Ele veio e fotografou o espetáculo. Até então era apenas mais um apaixonado
por registrar em fotos oportunidades que se descortinavam, além é claro de um
apaixonado namorado. Não dei grande importância até porque em dia de estréia há
detalhes por demais para se ocupar. E tudo transcorreu normalmente até que depois
do espetáculo vi vários atores a sua volta vendo o resultado das fotos no Notebook. E
era tamanha a empolgação e entusiasmo que acabei indo dar uma espiada também.
Confesso que foi surpreendente. Um bom fotografo é mesmo capaz de deixar a
obra mais bonita que o real. Foi a sensação que tive no momento. A partir daí fui me
aproximando e conhecendo melhor o seu trabalho. Aos poucos o fui chamando para
registrar um espetáculo e depois outro e outro e outro. Até que virou o fotografo oficial
dos meus trabalhos todos. Tanto os Cia Clássica de Repertório, como os da FUNDEC.

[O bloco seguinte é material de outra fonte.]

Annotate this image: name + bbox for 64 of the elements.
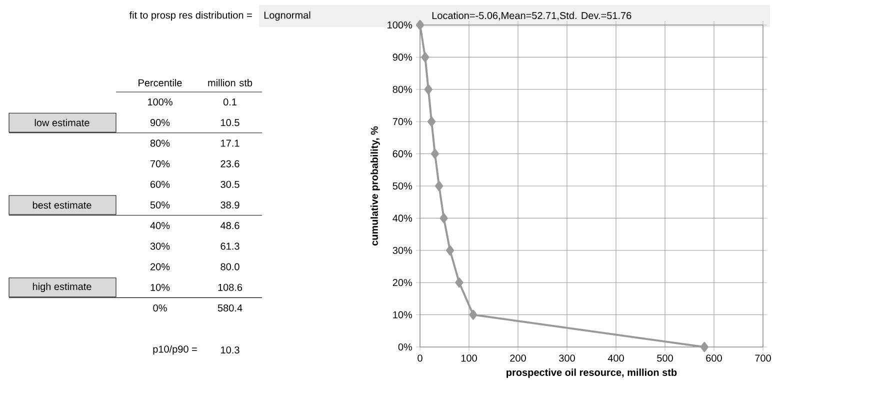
text: 60%	[150, 180, 170, 188]
y-tick-label: 10%	[393, 311, 412, 318]
text: 50%	[150, 201, 170, 209]
y-axis-title: cumulative probability, %	[370, 126, 380, 246]
x-tick-label: 100	[461, 354, 477, 362]
text: low estimate	[34, 118, 90, 126]
text: Percentile	[138, 79, 182, 86]
text: 0%	[153, 304, 167, 312]
text: 108.6	[218, 284, 242, 291]
text: 38.9	[220, 201, 240, 209]
point	[428, 116, 436, 127]
point	[700, 342, 708, 352]
point	[430, 148, 439, 159]
text: best estimate	[32, 201, 92, 209]
text: 23.6	[220, 160, 240, 168]
y-tick-label: 50%	[392, 182, 412, 190]
text: 30%	[150, 242, 170, 250]
text: p10/p90 =	[153, 345, 197, 355]
text: 61.3	[220, 242, 240, 250]
x-tick-label: 200	[510, 354, 526, 362]
text: 10.3	[221, 346, 240, 354]
text: 80%	[150, 140, 170, 147]
point	[435, 180, 444, 191]
x-tick-label: 300	[559, 354, 575, 362]
text: 100%	[148, 98, 172, 106]
text: fit to prosp res distribution =	[129, 11, 252, 21]
text: 20%	[150, 263, 170, 270]
text: 90%	[150, 119, 170, 126]
text: 40%	[150, 222, 170, 230]
y-tick-label: 60%	[392, 150, 412, 158]
x-tick-label: 700	[755, 354, 771, 362]
y-tick-label: 40%	[392, 214, 412, 222]
point	[416, 20, 424, 30]
y-tick-label: 90%	[392, 54, 412, 61]
y-tick-label: 20%	[392, 279, 412, 286]
point	[455, 278, 464, 288]
text: 70%	[150, 160, 170, 168]
text: 17.1	[221, 140, 240, 147]
text: 0.1	[223, 98, 236, 106]
text: high estimate	[32, 282, 92, 292]
text: 580.4	[218, 304, 242, 312]
point	[424, 84, 432, 94]
y-tick-label: 80%	[392, 86, 412, 93]
x-tick-label: 500	[657, 354, 673, 362]
text: 80.0	[220, 263, 240, 270]
y-tick-label: 70%	[392, 118, 412, 126]
y-tick-label: 0%	[398, 343, 412, 351]
y-tick-label: 30%	[392, 246, 412, 254]
text: Location=-5.06,Mean=52.71,Std. Dev.=51.76	[432, 12, 632, 20]
point	[469, 310, 478, 320]
y-tick-label: 100%	[388, 21, 412, 29]
text: 10%	[150, 284, 170, 291]
x-axis-title: prospective oil resource, million stb	[506, 368, 677, 378]
point	[446, 245, 454, 256]
text: million stb	[208, 79, 252, 86]
text: Lognormal	[264, 11, 310, 21]
x-tick-label: 400	[608, 354, 624, 362]
point	[421, 52, 430, 62]
text: 30.5	[220, 180, 240, 188]
point	[440, 213, 448, 224]
text: 10.5	[221, 119, 240, 126]
x-tick-label: 600	[706, 354, 722, 362]
text: 48.6	[220, 222, 240, 230]
x-tick-label: 0	[418, 354, 422, 362]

Pude ver a acompanhar também seu interesse pelas fotos de teatro e a evolução
técnica que ele foi tendo tanto no equipamento que foi se modernizando como no
fotografo que foi se refinando.
Hoje ele é com certeza um artista criador que recria nas suas lentes as sensações
e vibrações que captou do espetáculo e devolve isso nas imagens trabalhadas e
tratadas na sua sensibilidade.
Suas fotos não são um mero registro, são uma criação à parte de uma mesma obra
com um olhar de quem está vendo de fora e elas sempre nos oferecem um olhar
instigante, inquietante seja nas fotos em preto e branco que ganham matizes mais
artísticas quanto nas coloridas onde ele realça tons, luz, contrastes para acentuar o
espírito da cena ou mesmo do espetáculo todo.
Enfim um artista. Um mago. Um profissional sensível e perspicaz, capaz de captar e
tornar visível o que era invisível ao olho nu.